El aumento de pecho es una de las cirugías plásticas más demandadas en la actualidad. Muchas mujeres se preguntan si tener prótesis mamarias afectará su embarazo o la capacidad de dar el pecho.

Este artículo pretende solventar las dudas de las mujeres que, o bien quieren quedarse embarazadas y ya llevan implantes mamarios, y las que dudan entre aumentarse el pecho antes o después de ser madres. A continuación, exploraremos en detalle los aspectos clave a considerar cuando se combinan un aumento de pecho y el embarazo.

¿Es Mejor el Aumento de Pecho Antes o Después del Embarazo?

Hacerse un aumento de pecho antes o después del embarazo no tiene consecuencias negativas para nuestra salud y se puede realizar perfectamente, sin miedo de sufrir riesgos ni complicaciones. Para responder a esta pregunta, lo más importante es saber en qué momento queremos ser madres, ya que esto nos ayudará a tomar mejor la decisión.

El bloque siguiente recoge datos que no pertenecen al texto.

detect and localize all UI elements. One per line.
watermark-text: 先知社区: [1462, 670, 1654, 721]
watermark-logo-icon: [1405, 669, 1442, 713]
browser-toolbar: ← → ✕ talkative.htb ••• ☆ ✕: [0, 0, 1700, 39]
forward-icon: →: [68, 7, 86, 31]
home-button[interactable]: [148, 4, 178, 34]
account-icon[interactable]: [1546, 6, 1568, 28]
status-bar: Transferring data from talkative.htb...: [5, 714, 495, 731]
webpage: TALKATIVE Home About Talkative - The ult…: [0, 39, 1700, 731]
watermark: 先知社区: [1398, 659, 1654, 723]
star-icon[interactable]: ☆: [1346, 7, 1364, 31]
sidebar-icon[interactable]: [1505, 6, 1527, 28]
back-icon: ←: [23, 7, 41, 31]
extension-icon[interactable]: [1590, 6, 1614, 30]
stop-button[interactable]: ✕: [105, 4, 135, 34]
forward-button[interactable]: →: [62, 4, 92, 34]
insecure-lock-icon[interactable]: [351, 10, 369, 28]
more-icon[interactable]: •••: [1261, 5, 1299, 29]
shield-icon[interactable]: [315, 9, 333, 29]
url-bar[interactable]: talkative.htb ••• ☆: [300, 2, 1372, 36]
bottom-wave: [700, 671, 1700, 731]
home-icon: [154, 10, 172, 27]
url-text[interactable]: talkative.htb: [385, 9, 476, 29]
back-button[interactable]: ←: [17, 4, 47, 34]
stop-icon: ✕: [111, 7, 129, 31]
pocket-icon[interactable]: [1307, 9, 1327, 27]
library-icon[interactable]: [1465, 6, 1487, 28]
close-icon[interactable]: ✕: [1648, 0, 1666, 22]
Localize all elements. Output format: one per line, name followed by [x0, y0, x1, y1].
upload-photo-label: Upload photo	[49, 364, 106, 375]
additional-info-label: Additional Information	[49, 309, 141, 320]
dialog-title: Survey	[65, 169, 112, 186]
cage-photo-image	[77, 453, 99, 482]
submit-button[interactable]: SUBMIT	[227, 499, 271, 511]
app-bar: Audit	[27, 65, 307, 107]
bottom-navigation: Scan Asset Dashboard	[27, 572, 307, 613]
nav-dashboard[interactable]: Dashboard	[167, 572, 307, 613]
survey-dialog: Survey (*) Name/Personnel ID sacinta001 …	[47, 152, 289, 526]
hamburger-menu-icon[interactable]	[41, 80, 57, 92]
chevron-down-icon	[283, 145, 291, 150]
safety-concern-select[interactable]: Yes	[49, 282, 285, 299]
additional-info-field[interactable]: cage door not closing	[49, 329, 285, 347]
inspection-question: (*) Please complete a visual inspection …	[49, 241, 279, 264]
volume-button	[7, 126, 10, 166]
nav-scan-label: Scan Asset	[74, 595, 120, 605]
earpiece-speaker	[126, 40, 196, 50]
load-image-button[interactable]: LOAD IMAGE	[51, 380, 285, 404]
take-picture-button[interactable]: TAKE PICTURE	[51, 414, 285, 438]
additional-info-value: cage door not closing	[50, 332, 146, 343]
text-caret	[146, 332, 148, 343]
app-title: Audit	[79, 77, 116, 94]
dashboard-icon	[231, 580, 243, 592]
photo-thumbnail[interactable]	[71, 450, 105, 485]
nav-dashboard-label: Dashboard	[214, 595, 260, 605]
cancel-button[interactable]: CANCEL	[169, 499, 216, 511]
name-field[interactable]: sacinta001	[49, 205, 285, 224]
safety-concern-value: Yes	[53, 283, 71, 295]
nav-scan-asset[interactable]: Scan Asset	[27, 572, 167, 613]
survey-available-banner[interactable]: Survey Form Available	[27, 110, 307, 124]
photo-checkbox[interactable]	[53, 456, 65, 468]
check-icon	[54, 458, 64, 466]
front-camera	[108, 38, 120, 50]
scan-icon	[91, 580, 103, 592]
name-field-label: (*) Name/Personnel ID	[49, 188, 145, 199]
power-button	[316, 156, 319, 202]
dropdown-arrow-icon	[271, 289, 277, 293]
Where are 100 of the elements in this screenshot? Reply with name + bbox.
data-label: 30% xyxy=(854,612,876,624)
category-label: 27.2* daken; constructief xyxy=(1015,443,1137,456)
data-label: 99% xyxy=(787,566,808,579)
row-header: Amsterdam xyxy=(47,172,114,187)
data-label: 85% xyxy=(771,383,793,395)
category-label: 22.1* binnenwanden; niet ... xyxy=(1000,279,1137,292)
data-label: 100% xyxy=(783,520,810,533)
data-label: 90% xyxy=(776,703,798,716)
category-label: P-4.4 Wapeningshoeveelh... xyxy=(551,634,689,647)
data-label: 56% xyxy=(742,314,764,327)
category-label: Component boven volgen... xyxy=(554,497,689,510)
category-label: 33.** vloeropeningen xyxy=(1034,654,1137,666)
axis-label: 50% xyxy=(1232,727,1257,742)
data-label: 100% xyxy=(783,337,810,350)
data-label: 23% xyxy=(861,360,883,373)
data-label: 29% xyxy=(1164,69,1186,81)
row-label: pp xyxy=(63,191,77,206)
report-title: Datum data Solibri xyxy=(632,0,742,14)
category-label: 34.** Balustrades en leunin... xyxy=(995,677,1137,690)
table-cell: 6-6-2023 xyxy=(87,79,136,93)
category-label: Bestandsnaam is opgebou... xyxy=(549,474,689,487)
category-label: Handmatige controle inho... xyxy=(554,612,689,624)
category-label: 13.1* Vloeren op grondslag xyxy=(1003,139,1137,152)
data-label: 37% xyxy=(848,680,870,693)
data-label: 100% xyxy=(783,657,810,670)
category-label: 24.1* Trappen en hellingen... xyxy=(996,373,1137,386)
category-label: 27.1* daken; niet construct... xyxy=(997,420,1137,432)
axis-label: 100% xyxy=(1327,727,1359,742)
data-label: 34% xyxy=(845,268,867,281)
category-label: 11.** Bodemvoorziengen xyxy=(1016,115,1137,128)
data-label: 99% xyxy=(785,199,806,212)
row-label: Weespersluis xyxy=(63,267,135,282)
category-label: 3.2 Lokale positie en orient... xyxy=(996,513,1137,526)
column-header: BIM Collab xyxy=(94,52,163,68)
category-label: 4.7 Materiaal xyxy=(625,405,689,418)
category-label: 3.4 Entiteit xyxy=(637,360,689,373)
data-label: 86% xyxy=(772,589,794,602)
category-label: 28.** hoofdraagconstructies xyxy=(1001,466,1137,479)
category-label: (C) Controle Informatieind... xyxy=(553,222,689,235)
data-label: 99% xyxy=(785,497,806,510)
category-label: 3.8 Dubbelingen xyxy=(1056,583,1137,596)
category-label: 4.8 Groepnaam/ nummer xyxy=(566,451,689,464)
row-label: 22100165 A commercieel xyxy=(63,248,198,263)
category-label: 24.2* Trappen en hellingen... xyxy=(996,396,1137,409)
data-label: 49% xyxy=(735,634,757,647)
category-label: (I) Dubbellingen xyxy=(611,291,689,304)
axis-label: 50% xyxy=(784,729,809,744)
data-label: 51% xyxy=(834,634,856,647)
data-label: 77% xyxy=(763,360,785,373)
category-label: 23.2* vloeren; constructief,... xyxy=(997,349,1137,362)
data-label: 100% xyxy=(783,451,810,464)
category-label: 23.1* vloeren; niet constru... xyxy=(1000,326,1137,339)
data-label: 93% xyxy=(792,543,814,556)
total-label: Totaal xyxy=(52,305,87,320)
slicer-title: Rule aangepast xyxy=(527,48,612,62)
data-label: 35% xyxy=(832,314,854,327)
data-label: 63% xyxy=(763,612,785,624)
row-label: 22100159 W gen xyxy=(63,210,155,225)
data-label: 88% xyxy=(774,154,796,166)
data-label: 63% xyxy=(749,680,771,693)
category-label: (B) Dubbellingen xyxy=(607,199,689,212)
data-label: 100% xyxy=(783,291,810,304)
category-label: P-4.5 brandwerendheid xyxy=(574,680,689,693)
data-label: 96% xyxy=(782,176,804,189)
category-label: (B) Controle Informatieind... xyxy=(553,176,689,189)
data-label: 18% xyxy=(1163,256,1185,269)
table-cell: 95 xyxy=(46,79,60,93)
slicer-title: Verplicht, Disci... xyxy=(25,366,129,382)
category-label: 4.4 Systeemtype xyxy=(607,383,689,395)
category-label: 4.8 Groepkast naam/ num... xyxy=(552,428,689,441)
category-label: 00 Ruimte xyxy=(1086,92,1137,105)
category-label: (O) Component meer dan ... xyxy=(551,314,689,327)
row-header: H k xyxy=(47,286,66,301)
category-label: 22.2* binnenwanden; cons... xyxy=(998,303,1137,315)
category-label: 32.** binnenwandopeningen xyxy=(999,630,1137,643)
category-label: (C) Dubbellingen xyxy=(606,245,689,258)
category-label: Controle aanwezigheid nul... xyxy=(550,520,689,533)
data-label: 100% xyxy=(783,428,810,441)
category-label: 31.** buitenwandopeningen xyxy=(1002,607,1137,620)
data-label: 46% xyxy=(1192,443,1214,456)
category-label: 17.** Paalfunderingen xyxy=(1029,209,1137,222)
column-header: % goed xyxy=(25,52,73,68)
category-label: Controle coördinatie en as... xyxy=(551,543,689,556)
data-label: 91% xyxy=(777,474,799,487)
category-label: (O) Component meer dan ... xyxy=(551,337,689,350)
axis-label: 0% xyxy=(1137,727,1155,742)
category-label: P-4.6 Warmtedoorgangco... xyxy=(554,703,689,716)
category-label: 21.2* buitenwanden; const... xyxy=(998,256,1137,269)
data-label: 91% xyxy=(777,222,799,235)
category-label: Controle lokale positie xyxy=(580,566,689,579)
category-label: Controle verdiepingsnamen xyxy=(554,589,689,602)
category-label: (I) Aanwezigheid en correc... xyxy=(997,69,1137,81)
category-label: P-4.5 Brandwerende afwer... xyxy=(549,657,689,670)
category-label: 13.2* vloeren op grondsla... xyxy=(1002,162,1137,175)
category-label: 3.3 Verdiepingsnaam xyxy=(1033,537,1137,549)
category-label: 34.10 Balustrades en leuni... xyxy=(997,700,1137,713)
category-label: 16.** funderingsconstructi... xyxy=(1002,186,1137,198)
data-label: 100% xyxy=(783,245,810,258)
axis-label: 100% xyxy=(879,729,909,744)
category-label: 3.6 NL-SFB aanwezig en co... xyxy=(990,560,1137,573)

Si quieres quedarte embarazada dentro de poco tiempo, es mejor que te plantees la cirugía tras el parto, ya que el periodo del embarazo puede cambiar la región mamaria. Un efecto muy común durante y después de un embarazo es que las mamas aumentan mucho de tamaño y que, una vez finalizado el periodo de lactancia, experimentan una caída pronunciada (conocido como ptosis). Es por esto que es más aconsejable esperar a después de dar a luz para realizarnos un aumento de pecho.

Al recurrir a un aumento de pecho posterior al embarazo se logran corregir estas condiciones y se puede recuperar la apariencia de los senos antes del embarazo, incluso llegando a mejorarla.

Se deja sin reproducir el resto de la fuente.